Many of the ones I have seen bill by time, such as on a monthly or yearly basis. Some allow you to pay by the month, some require some (or all) of the fee up front. Access might be restricted by issuing a security certificate for the web service that expires when the customer's account expires, or possibly by having them send a client ID and letting the server check if that client ID is allowed to have an answer (but that's open to people stealing someone else's client ID ;) ).
I suppose if you have a service that sends and receives very large amounts of data, it might make sense to bill per service request, but the billing for that could get trickier. Are clients likely to make dozens of requests per day, or just a few? How much to bill per transaction? $100? $0.01? That all would depend on the nature of the service. If you want to go that route, you would probably need to be able to ensure that clients only get billed for requests that are successfully answered (I'd hate to get billed even though my client app failed to receive the entire web service message from your server).
Per request or as a subscription, and yes, bandwidth can be a variable that is used to set the fee.

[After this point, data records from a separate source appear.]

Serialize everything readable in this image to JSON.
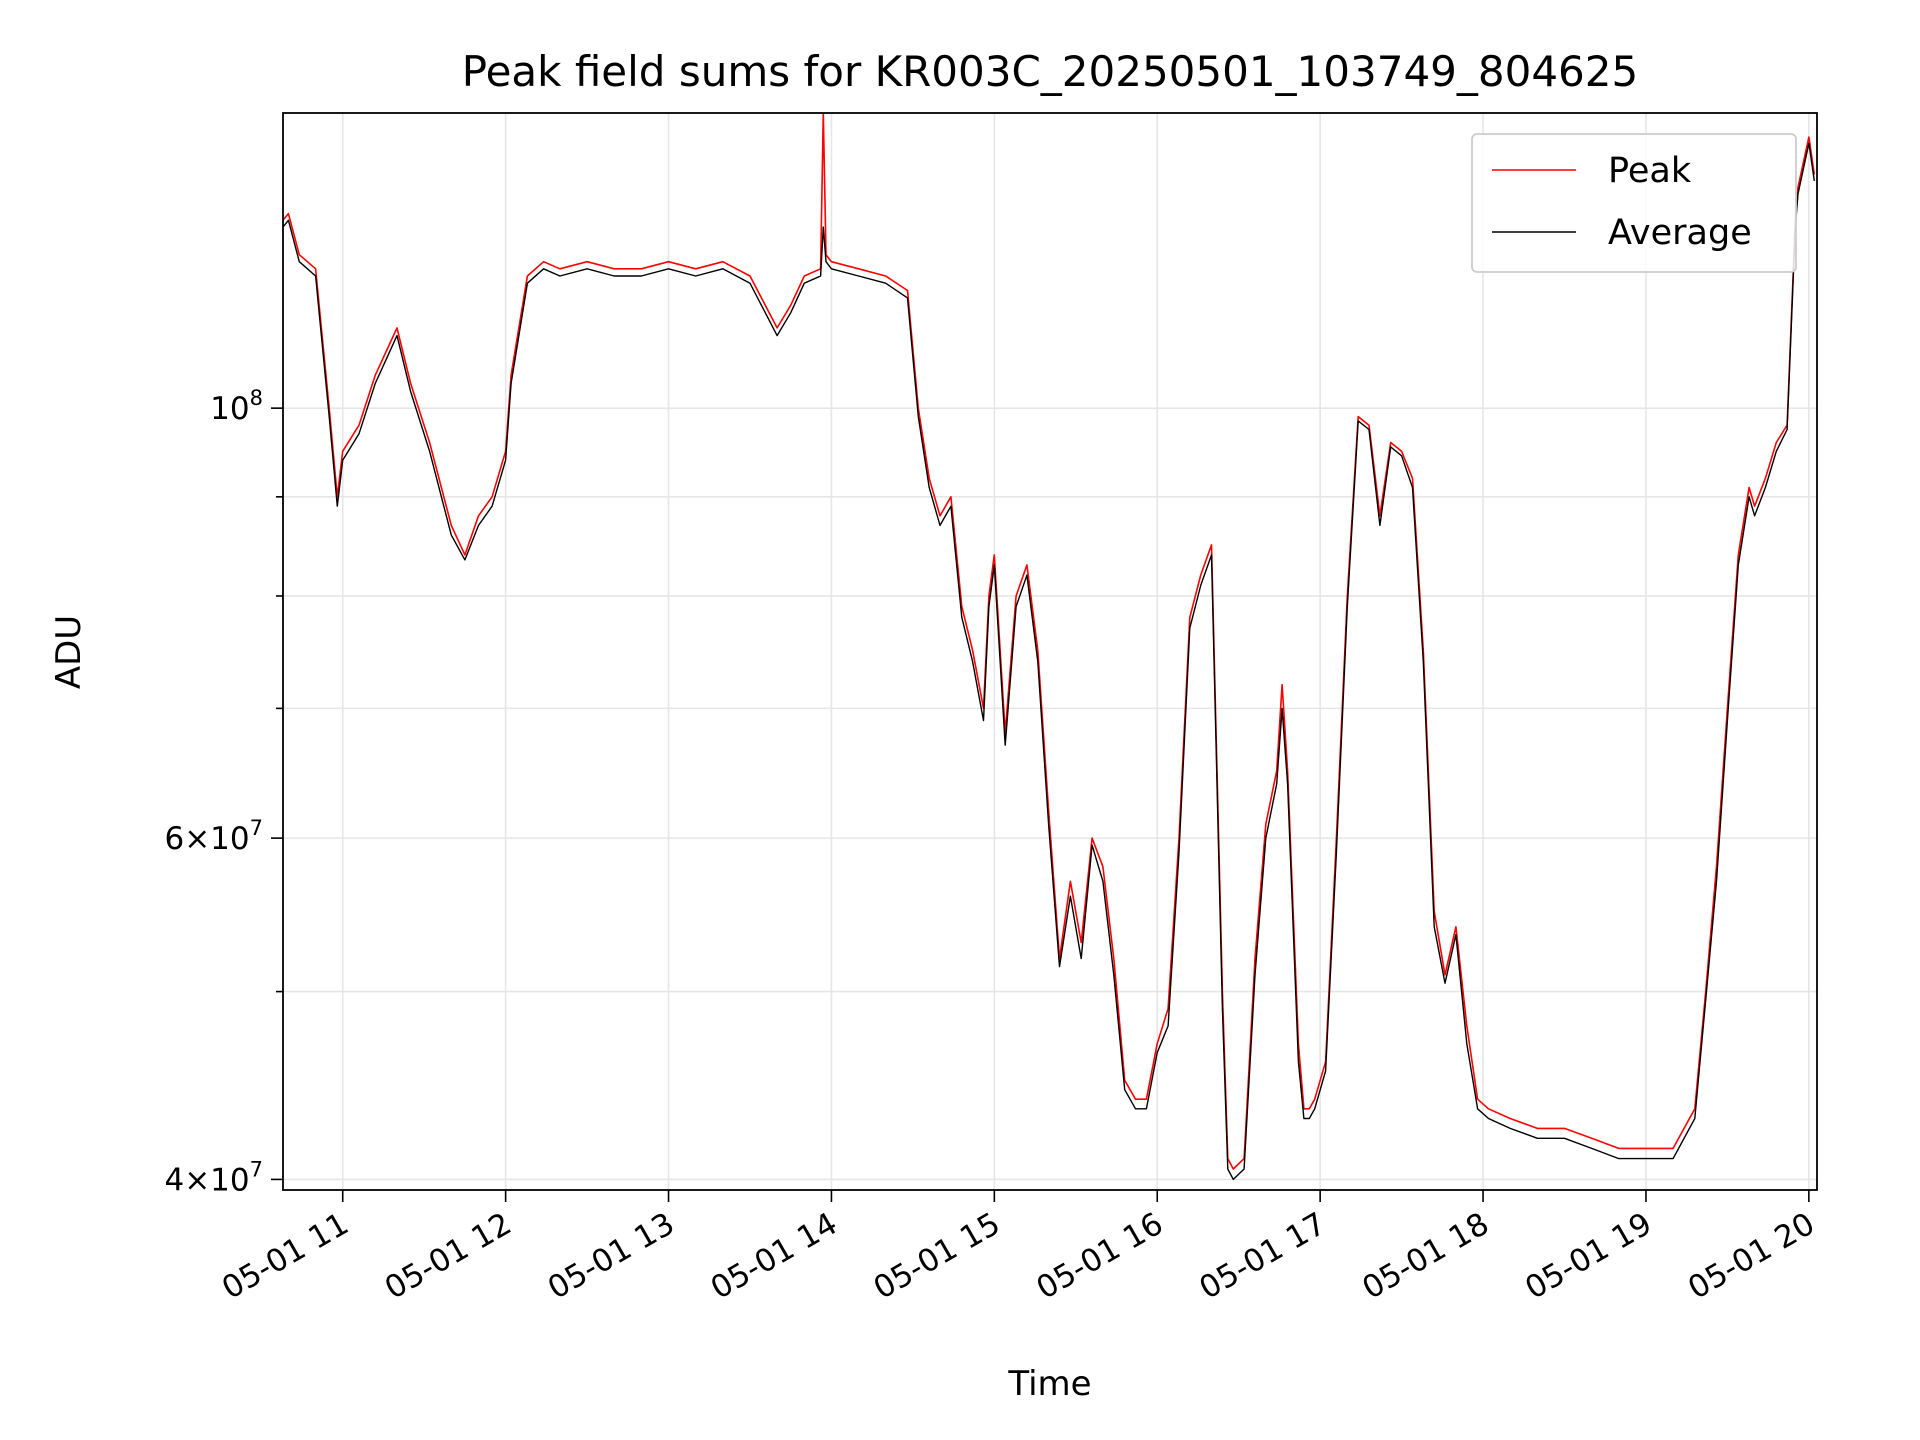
{
  "chart_data": {
    "type": "line",
    "title": "Peak field sums for KR003C_20250501_103749_804625",
    "xlabel": "Time",
    "ylabel": "ADU",
    "xlim": [
      "05-01 10:38",
      "05-01 20:03"
    ],
    "ylim": [
      39500000,
      142000000
    ],
    "yscale": "log",
    "grid": true,
    "legend_position": "top-right",
    "x_ticks": [
      "05-01 11",
      "05-01 12",
      "05-01 13",
      "05-01 14",
      "05-01 15",
      "05-01 16",
      "05-01 17",
      "05-01 18",
      "05-01 19",
      "05-01 20"
    ],
    "y_ticks": [
      {
        "value": 40000000,
        "mantissa": "4",
        "exponent": "7"
      },
      {
        "value": 60000000,
        "mantissa": "6",
        "exponent": "7"
      },
      {
        "value": 100000000,
        "mantissa": "",
        "exponent": "8"
      }
    ],
    "y_minor_ticks": [
      50000000,
      70000000,
      80000000,
      90000000
    ],
    "colors": {
      "peak": "#ff0000",
      "average": "#000000"
    },
    "series": [
      {
        "name": "Peak",
        "color": "#ff0000",
        "x": [
          "10:38",
          "10:40",
          "10:44",
          "10:50",
          "10:55",
          "10:58",
          "11:00",
          "11:06",
          "11:12",
          "11:20",
          "11:25",
          "11:32",
          "11:40",
          "11:45",
          "11:50",
          "11:55",
          "12:00",
          "12:02",
          "12:08",
          "12:14",
          "12:20",
          "12:30",
          "12:40",
          "12:50",
          "13:00",
          "13:10",
          "13:20",
          "13:30",
          "13:40",
          "13:45",
          "13:50",
          "13:56",
          "13:57",
          "13:58",
          "14:00",
          "14:10",
          "14:20",
          "14:28",
          "14:32",
          "14:36",
          "14:40",
          "14:44",
          "14:48",
          "14:52",
          "14:56",
          "14:58",
          "15:00",
          "15:04",
          "15:08",
          "15:12",
          "15:16",
          "15:20",
          "15:24",
          "15:28",
          "15:32",
          "15:36",
          "15:40",
          "15:44",
          "15:48",
          "15:52",
          "15:56",
          "16:00",
          "16:04",
          "16:08",
          "16:12",
          "16:16",
          "16:20",
          "16:24",
          "16:26",
          "16:28",
          "16:32",
          "16:36",
          "16:40",
          "16:44",
          "16:46",
          "16:48",
          "16:52",
          "16:54",
          "16:56",
          "16:58",
          "17:02",
          "17:06",
          "17:10",
          "17:14",
          "17:18",
          "17:22",
          "17:26",
          "17:30",
          "17:34",
          "17:38",
          "17:42",
          "17:46",
          "17:50",
          "17:54",
          "17:58",
          "18:02",
          "18:10",
          "18:20",
          "18:30",
          "18:40",
          "18:50",
          "19:00",
          "19:10",
          "19:18",
          "19:22",
          "19:26",
          "19:30",
          "19:34",
          "19:38",
          "19:40",
          "19:44",
          "19:48",
          "19:52",
          "19:55",
          "19:56",
          "20:00",
          "20:02"
        ],
        "y": [
          125000000,
          126000000,
          120000000,
          118000000,
          100000000,
          90000000,
          95000000,
          98000000,
          104000000,
          110000000,
          103000000,
          96000000,
          87000000,
          84000000,
          88000000,
          90000000,
          95000000,
          104000000,
          117000000,
          119000000,
          118000000,
          119000000,
          118000000,
          118000000,
          119000000,
          118000000,
          119000000,
          117000000,
          110000000,
          113000000,
          117000000,
          118000000,
          142000000,
          120000000,
          119000000,
          118000000,
          117000000,
          115000000,
          100000000,
          92000000,
          88000000,
          90000000,
          79000000,
          75000000,
          70000000,
          80000000,
          84000000,
          68000000,
          80000000,
          83000000,
          75000000,
          62000000,
          52000000,
          57000000,
          53000000,
          60000000,
          58000000,
          52000000,
          45000000,
          44000000,
          44000000,
          47000000,
          49000000,
          60000000,
          78000000,
          82000000,
          85000000,
          50000000,
          41000000,
          40500000,
          41000000,
          52000000,
          61000000,
          65000000,
          72000000,
          65000000,
          47000000,
          43500000,
          43500000,
          44000000,
          46000000,
          60000000,
          80000000,
          99000000,
          98000000,
          88000000,
          96000000,
          95000000,
          92000000,
          75000000,
          55000000,
          51000000,
          54000000,
          48000000,
          44000000,
          43500000,
          43000000,
          42500000,
          42500000,
          42000000,
          41500000,
          41500000,
          41500000,
          43500000,
          50000000,
          58000000,
          70000000,
          84000000,
          91000000,
          89000000,
          92000000,
          96000000,
          98000000,
          125000000,
          130000000,
          138000000,
          132000000
        ]
      },
      {
        "name": "Average",
        "color": "#000000",
        "x": [
          "10:38",
          "10:40",
          "10:44",
          "10:50",
          "10:55",
          "10:58",
          "11:00",
          "11:06",
          "11:12",
          "11:20",
          "11:25",
          "11:32",
          "11:40",
          "11:45",
          "11:50",
          "11:55",
          "12:00",
          "12:02",
          "12:08",
          "12:14",
          "12:20",
          "12:30",
          "12:40",
          "12:50",
          "13:00",
          "13:10",
          "13:20",
          "13:30",
          "13:40",
          "13:45",
          "13:50",
          "13:56",
          "13:57",
          "13:58",
          "14:00",
          "14:10",
          "14:20",
          "14:28",
          "14:32",
          "14:36",
          "14:40",
          "14:44",
          "14:48",
          "14:52",
          "14:56",
          "14:58",
          "15:00",
          "15:04",
          "15:08",
          "15:12",
          "15:16",
          "15:20",
          "15:24",
          "15:28",
          "15:32",
          "15:36",
          "15:40",
          "15:44",
          "15:48",
          "15:52",
          "15:56",
          "16:00",
          "16:04",
          "16:08",
          "16:12",
          "16:16",
          "16:20",
          "16:24",
          "16:26",
          "16:28",
          "16:32",
          "16:36",
          "16:40",
          "16:44",
          "16:46",
          "16:48",
          "16:52",
          "16:54",
          "16:56",
          "16:58",
          "17:02",
          "17:06",
          "17:10",
          "17:14",
          "17:18",
          "17:22",
          "17:26",
          "17:30",
          "17:34",
          "17:38",
          "17:42",
          "17:46",
          "17:50",
          "17:54",
          "17:58",
          "18:02",
          "18:10",
          "18:20",
          "18:30",
          "18:40",
          "18:50",
          "19:00",
          "19:10",
          "19:18",
          "19:22",
          "19:26",
          "19:30",
          "19:34",
          "19:38",
          "19:40",
          "19:44",
          "19:48",
          "19:52",
          "19:55",
          "19:56",
          "20:00",
          "20:02"
        ],
        "y": [
          124000000,
          125000000,
          119000000,
          117000000,
          99000000,
          89000000,
          94000000,
          97000000,
          103000000,
          109000000,
          102000000,
          95000000,
          86000000,
          83500000,
          87000000,
          89000000,
          94000000,
          103000000,
          116000000,
          118000000,
          117000000,
          118000000,
          117000000,
          117000000,
          118000000,
          117000000,
          118000000,
          116000000,
          109000000,
          112000000,
          116000000,
          117000000,
          124000000,
          119000000,
          118000000,
          117000000,
          116000000,
          114000000,
          99000000,
          91000000,
          87000000,
          89000000,
          78000000,
          74000000,
          69000000,
          79000000,
          83000000,
          67000000,
          79000000,
          82000000,
          74000000,
          61000000,
          51500000,
          56000000,
          52000000,
          59500000,
          57000000,
          51000000,
          44500000,
          43500000,
          43500000,
          46500000,
          48000000,
          59000000,
          77000000,
          81000000,
          84000000,
          49000000,
          40500000,
          40000000,
          40500000,
          51000000,
          60000000,
          64000000,
          70000000,
          64000000,
          46000000,
          43000000,
          43000000,
          43500000,
          45500000,
          59000000,
          79000000,
          98500000,
          97500000,
          87000000,
          95500000,
          94500000,
          91000000,
          74000000,
          54000000,
          50500000,
          53500000,
          47000000,
          43500000,
          43000000,
          42500000,
          42000000,
          42000000,
          41500000,
          41000000,
          41000000,
          41000000,
          43000000,
          49500000,
          57000000,
          69000000,
          83000000,
          90000000,
          88000000,
          91000000,
          95000000,
          97500000,
          124000000,
          129000000,
          137000000,
          131000000
        ]
      }
    ]
  }
}
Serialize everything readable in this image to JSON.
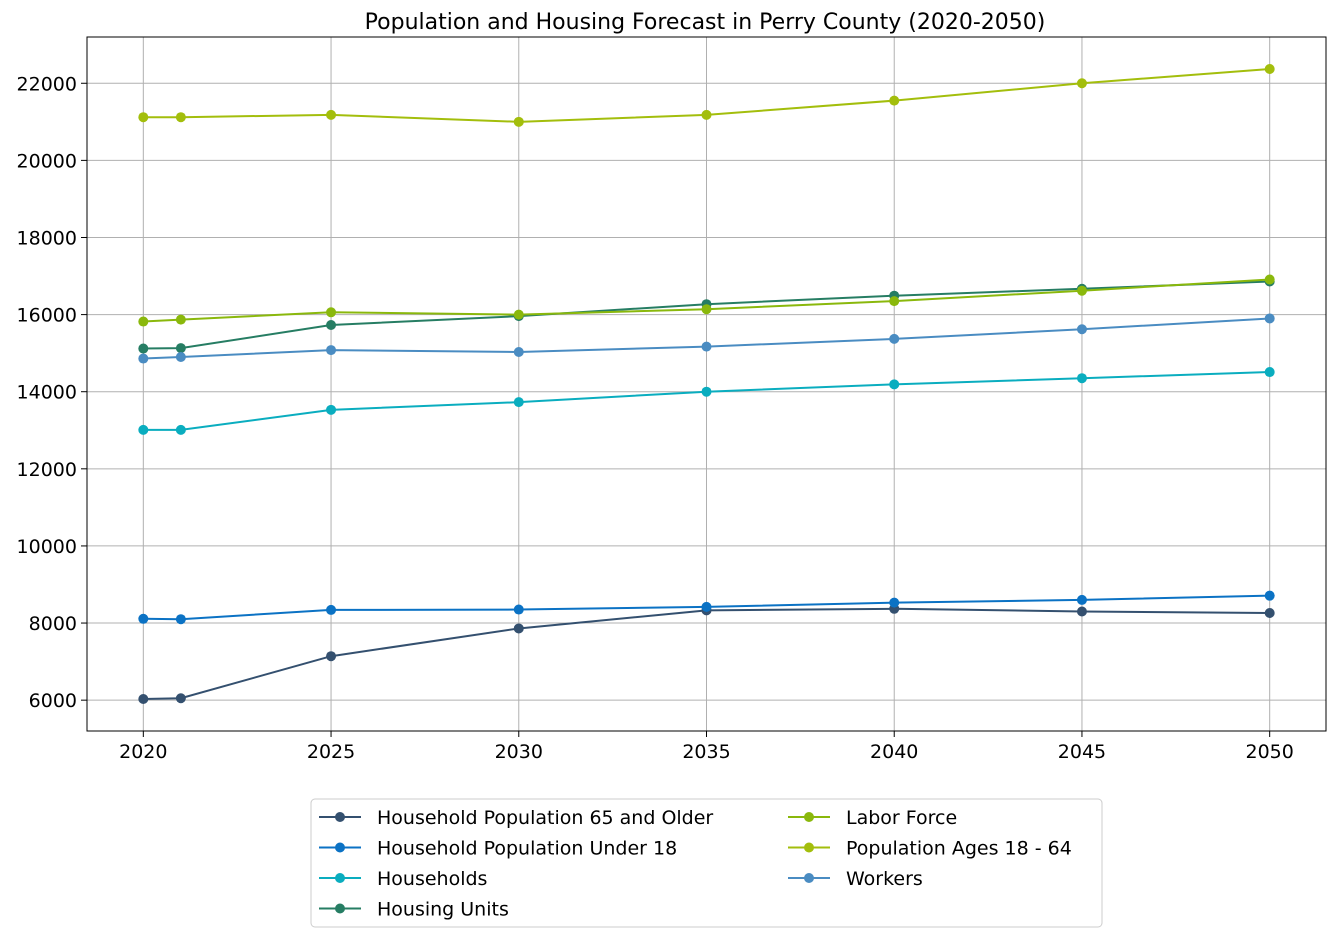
{
  "chart_data": {
    "type": "line",
    "title": "Population and Housing Forecast in Perry County (2020-2050)",
    "xlabel": "",
    "ylabel": "",
    "x": [
      2020,
      2021,
      2025,
      2030,
      2035,
      2040,
      2045,
      2050
    ],
    "xticks": [
      2020,
      2025,
      2030,
      2035,
      2040,
      2045,
      2050
    ],
    "xlim": [
      2018.5,
      2051.5
    ],
    "yticks": [
      6000,
      8000,
      10000,
      12000,
      14000,
      16000,
      18000,
      20000,
      22000
    ],
    "ylim": [
      5200,
      23200
    ],
    "grid": true,
    "legend_position": "below",
    "series": [
      {
        "name": "Household Population 65 and Older",
        "color": "#34506f",
        "values": [
          6030,
          6050,
          7140,
          7860,
          8330,
          8370,
          8300,
          8260
        ]
      },
      {
        "name": "Household Population Under 18",
        "color": "#0b72c4",
        "values": [
          8110,
          8100,
          8340,
          8350,
          8420,
          8530,
          8600,
          8710
        ]
      },
      {
        "name": "Households",
        "color": "#0aadbf",
        "values": [
          13010,
          13010,
          13530,
          13730,
          14000,
          14190,
          14350,
          14510
        ]
      },
      {
        "name": "Housing Units",
        "color": "#267d63",
        "values": [
          15120,
          15130,
          15730,
          15960,
          16270,
          16490,
          16670,
          16860
        ]
      },
      {
        "name": "Labor Force",
        "color": "#8ab80c",
        "values": [
          15820,
          15870,
          16060,
          16000,
          16140,
          16350,
          16620,
          16910
        ]
      },
      {
        "name": "Population Ages 18 - 64",
        "color": "#a3be0c",
        "values": [
          21120,
          21120,
          21180,
          21000,
          21180,
          21550,
          22000,
          22370
        ]
      },
      {
        "name": "Workers",
        "color": "#4a8cc2",
        "values": [
          14860,
          14900,
          15080,
          15030,
          15170,
          15370,
          15620,
          15900
        ]
      }
    ]
  }
}
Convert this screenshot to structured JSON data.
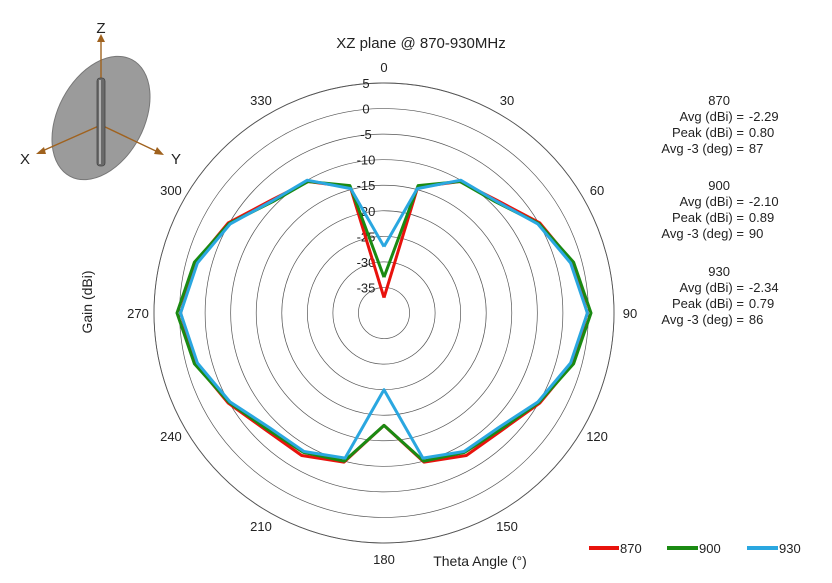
{
  "chart_data": {
    "type": "polar-line",
    "title": "XZ plane @ 870-930MHz",
    "radial_axis_label": "Gain  (dBi)",
    "angle_axis_label": "Theta  Angle (°)",
    "radial_range": [
      -40,
      5
    ],
    "radial_ticks": [
      5,
      0,
      -5,
      -10,
      -15,
      -20,
      -25,
      -30,
      -35
    ],
    "angle_ticks": [
      0,
      30,
      60,
      90,
      120,
      150,
      180,
      210,
      240,
      270,
      300,
      330
    ],
    "grid": true,
    "legend_position": "bottom-right",
    "theta": [
      0,
      15,
      30,
      45,
      60,
      75,
      90,
      105,
      120,
      135,
      150,
      165,
      180,
      195,
      210,
      225,
      240,
      255,
      270,
      285,
      300,
      315,
      330,
      345
    ],
    "series": [
      {
        "name": "870",
        "color": "#e8120c",
        "values": [
          -37,
          -14.5,
          -10.3,
          -8.8,
          -4.8,
          -1.8,
          -0.2,
          -1.8,
          -4.8,
          -7.5,
          -7.8,
          -9.8,
          -18,
          -9.8,
          -7.8,
          -7.5,
          -4.8,
          -1.8,
          -0.2,
          -1.8,
          -4.8,
          -8.8,
          -10.3,
          -14.5
        ]
      },
      {
        "name": "900",
        "color": "#1a8a12",
        "values": [
          -33,
          -14.2,
          -10.3,
          -9.2,
          -5.0,
          -1.6,
          0.5,
          -1.6,
          -5.0,
          -7.8,
          -8.5,
          -10.0,
          -18,
          -10.0,
          -8.5,
          -7.8,
          -5.0,
          -1.6,
          0.5,
          -1.6,
          -5.0,
          -9.2,
          -10.3,
          -14.2
        ]
      },
      {
        "name": "930",
        "color": "#2aa7e0",
        "values": [
          -27,
          -14.8,
          -10.0,
          -9.0,
          -5.2,
          -2.2,
          -0.2,
          -2.2,
          -5.2,
          -8.3,
          -8.7,
          -10.6,
          -25,
          -10.6,
          -8.7,
          -8.3,
          -5.2,
          -2.2,
          -0.2,
          -2.2,
          -5.2,
          -9.0,
          -10.0,
          -14.8
        ]
      }
    ]
  },
  "stats": [
    {
      "name": "870",
      "avg_label": "Avg (dBi) =",
      "avg": "-2.29",
      "peak_label": "Peak (dBi) =",
      "peak": "0.80",
      "deg_label": "Avg -3 (deg) =",
      "deg": "87"
    },
    {
      "name": "900",
      "avg_label": "Avg (dBi) =",
      "avg": "-2.10",
      "peak_label": "Peak (dBi) =",
      "peak": "0.89",
      "deg_label": "Avg -3 (deg) =",
      "deg": "90"
    },
    {
      "name": "930",
      "avg_label": "Avg (dBi) =",
      "avg": "-2.34",
      "peak_label": "Peak (dBi) =",
      "peak": "0.79",
      "deg_label": "Avg -3 (deg) =",
      "deg": "86"
    }
  ],
  "orientation": {
    "x": "X",
    "y": "Y",
    "z": "Z"
  }
}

Depends of the value of binding the customer close or having a myriad of loosely coupled customers using it. There is no correct answer to the question that fits all or even most cases.
If I look at the services I have made in the past, the subscription model would be the best model to use. Sometime a tick of $ per request seems like the best approach but I have never had a service configured that way yet.
I agree with what has been said by Rob and Des. One thing to remember is that a subscription is a really simple concept that everyone is used to and comfortable with (if you price it right). If you want to cover a wide audience look at how the payment providers do - they have slightly different methods of payment depending on how many transactions you do per year. There'll be a fixed subscription plus a per-transaction charge and they both vary with the number of transactions. This is the most flexible, but it depends if it makes sense for your business.